Der rote Baum
Einen Ort wahrnehmen
als wahr nehmen
in seiner Einzigartigkeit und Vergänglichkeit
Formen, Farben, Licht und Umgebung
in ihren sekundenschnellen Veränderungen.
Einen Ort ehren
Vergänglichkeit sichtbar machen
vorsichtig in ihn hineingehen
und ganz in ihm sein.
Einleitung
12. September 1996
Mein erster Besuch am roten Baum.
Er hat den Ort verändert.
Überall in der Umgebung entdecke ich die Farbe Rot.

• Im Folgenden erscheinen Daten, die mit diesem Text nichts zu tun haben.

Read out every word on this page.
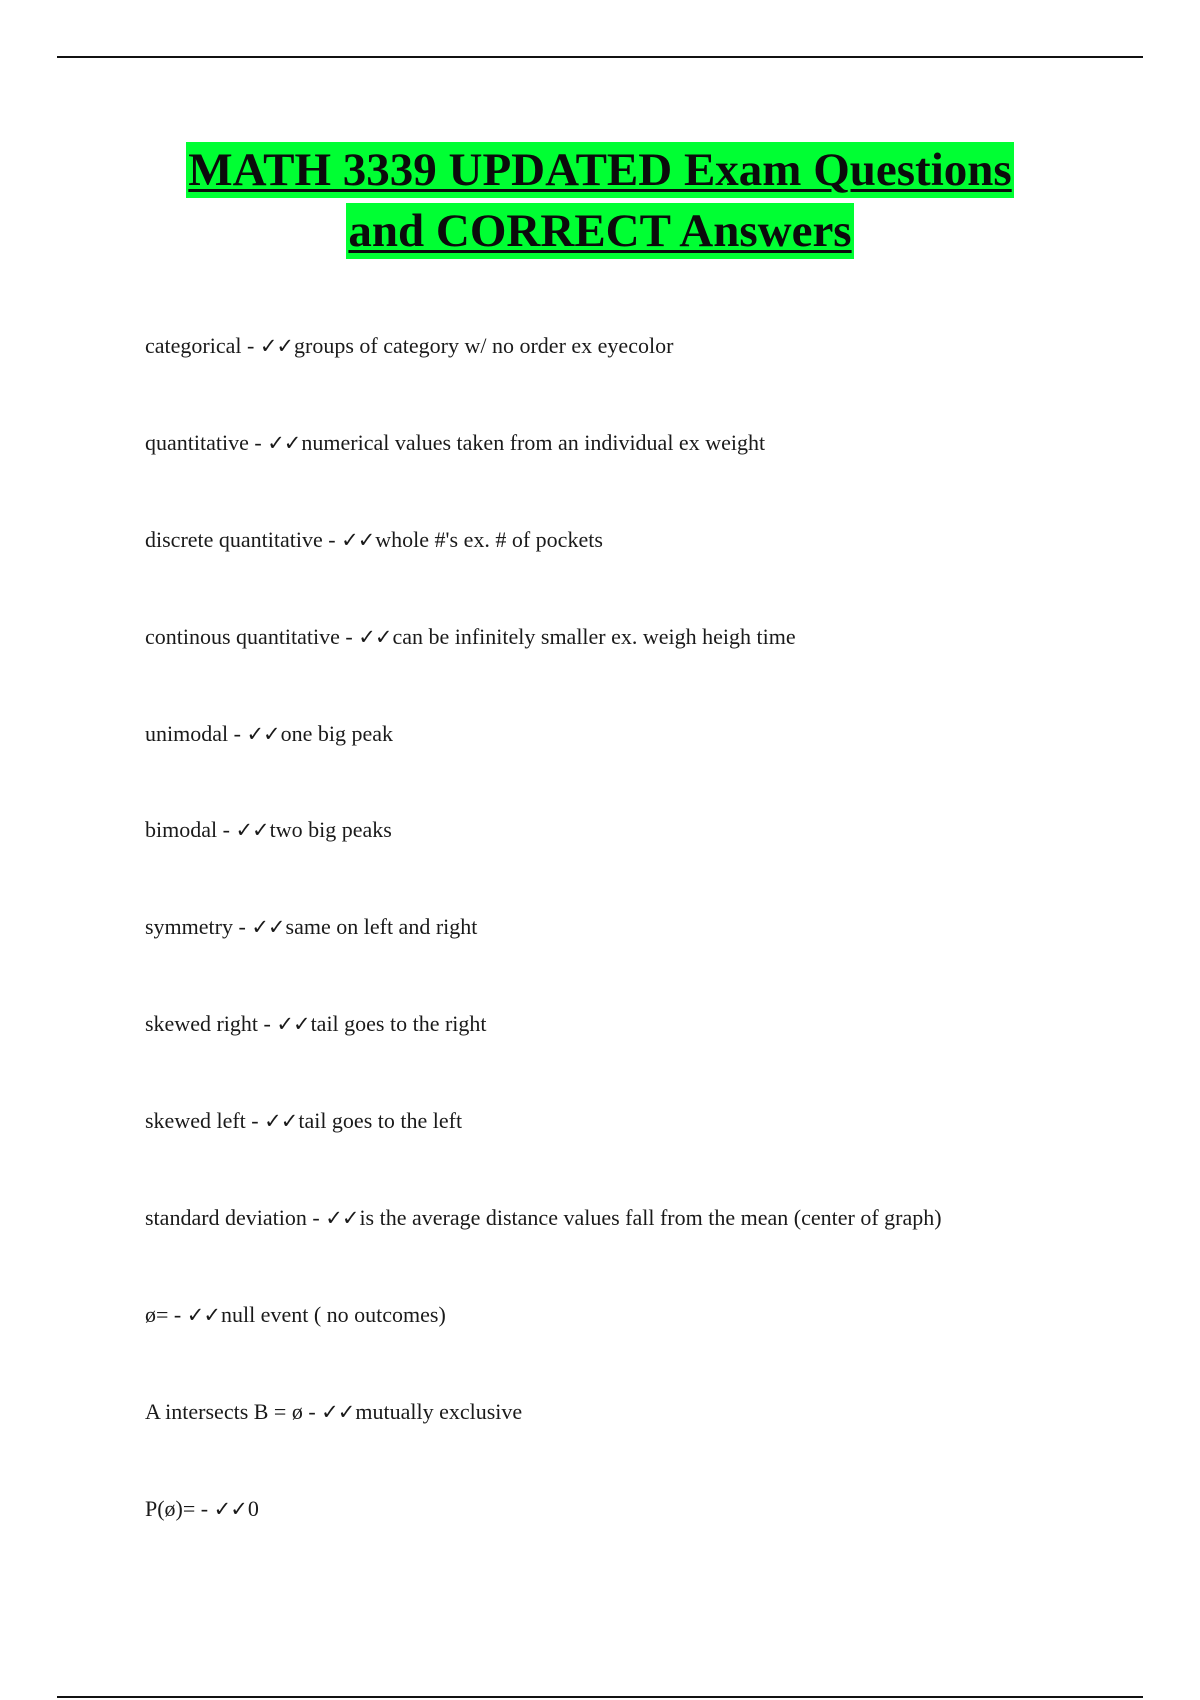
MATH 3339 UPDATED Exam Questions
and CORRECT Answers
categorical - ✓✓groups of category w/ no order ex eyecolor
quantitative - ✓✓numerical values taken from an individual ex weight
discrete quantitative - ✓✓whole #'s ex. # of pockets
continous quantitative - ✓✓can be infinitely smaller ex. weigh heigh time
unimodal - ✓✓one big peak
bimodal - ✓✓two big peaks
symmetry - ✓✓same on left and right
skewed right - ✓✓tail goes to the right
skewed left - ✓✓tail goes to the left
standard deviation - ✓✓is the average distance values fall from the mean (center of graph)
ø= - ✓✓null event ( no outcomes)
A intersects B = ø - ✓✓mutually exclusive
P(ø)= - ✓✓0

In den grünen Sträuchern leuchten rote Pfaffenkäppchen und einzelne Blätter in den Buchen sind rostrot geworden.
14. September 1996
Strömender Regen.
Der Baum ist triefend nass und glänzt.
Wie dunkles, rostiges Eisen.
An einigen Stellen hat der Stamm offene blutende Wunden.

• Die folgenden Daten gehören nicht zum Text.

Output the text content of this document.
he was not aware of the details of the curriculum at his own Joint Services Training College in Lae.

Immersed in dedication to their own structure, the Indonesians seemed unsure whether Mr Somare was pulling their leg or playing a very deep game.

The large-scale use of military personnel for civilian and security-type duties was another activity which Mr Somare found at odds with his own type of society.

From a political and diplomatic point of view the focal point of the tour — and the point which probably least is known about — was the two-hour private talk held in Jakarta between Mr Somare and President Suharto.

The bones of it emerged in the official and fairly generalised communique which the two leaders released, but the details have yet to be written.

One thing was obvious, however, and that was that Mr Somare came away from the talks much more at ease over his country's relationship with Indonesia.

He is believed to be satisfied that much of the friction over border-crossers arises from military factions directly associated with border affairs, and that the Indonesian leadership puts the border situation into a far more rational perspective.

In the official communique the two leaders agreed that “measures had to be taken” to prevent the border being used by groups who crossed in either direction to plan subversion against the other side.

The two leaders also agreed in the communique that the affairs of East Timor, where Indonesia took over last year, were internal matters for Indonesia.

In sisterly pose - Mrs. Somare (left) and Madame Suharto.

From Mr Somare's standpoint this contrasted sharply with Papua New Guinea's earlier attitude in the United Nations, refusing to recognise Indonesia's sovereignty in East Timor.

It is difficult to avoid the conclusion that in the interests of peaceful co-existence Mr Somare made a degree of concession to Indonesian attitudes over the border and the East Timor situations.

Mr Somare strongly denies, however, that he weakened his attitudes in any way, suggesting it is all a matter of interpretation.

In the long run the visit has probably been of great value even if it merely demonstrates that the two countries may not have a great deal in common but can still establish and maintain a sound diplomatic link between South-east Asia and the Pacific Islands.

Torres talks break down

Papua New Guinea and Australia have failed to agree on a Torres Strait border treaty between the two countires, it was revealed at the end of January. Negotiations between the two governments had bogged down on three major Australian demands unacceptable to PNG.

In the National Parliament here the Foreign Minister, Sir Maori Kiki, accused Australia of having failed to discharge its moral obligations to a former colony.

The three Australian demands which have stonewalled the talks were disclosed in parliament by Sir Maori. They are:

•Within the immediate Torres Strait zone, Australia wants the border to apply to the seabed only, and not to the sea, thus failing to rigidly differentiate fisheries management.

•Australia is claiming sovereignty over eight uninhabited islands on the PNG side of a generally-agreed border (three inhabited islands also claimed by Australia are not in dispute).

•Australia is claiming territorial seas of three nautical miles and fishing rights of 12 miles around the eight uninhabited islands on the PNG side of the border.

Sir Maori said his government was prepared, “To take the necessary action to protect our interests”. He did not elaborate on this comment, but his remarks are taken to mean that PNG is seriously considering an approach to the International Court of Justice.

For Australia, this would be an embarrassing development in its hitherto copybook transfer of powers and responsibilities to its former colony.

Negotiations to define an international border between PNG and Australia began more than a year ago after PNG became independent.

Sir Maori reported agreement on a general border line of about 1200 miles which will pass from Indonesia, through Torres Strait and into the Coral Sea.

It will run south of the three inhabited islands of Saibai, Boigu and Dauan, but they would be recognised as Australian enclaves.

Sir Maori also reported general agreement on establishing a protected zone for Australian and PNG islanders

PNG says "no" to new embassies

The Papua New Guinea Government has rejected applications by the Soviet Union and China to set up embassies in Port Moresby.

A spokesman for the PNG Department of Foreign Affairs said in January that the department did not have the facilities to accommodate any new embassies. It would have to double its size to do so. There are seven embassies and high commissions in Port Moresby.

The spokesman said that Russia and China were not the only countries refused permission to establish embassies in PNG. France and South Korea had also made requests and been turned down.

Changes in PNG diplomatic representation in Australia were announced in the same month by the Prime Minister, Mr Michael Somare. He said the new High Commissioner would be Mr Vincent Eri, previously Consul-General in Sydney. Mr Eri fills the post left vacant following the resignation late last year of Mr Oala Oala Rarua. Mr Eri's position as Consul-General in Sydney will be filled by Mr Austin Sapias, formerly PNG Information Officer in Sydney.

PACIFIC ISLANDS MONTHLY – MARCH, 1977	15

Ein Ungeheuer, das seine Arme bedrohlich in den Himmel reckt.
27. September 1996
Ein stiller Herbsttag wie aus Glas.
Die Natur hält den Atem an.
Fahles Rot in den Bäumen ringsum.
Der Baum verschmilzt immer mehr mit seiner Umgebung.
Orangerote Wolken spielen am Abendhimmel.
Die Wälder unten am See sind in goldenes Licht getaucht.
15. November 1996
Schnee ist in den letzten Tagen gefallen.
Wuchtig nass liegt der Baum am schneeweißen Hang.
Schweres, triefendes, eisernes Holz.
Das Rot ist dunkelviolett geworden.
Dichte Schneeflocken fallen aus dem Himmel und Nebel kriecht durch die Wälder.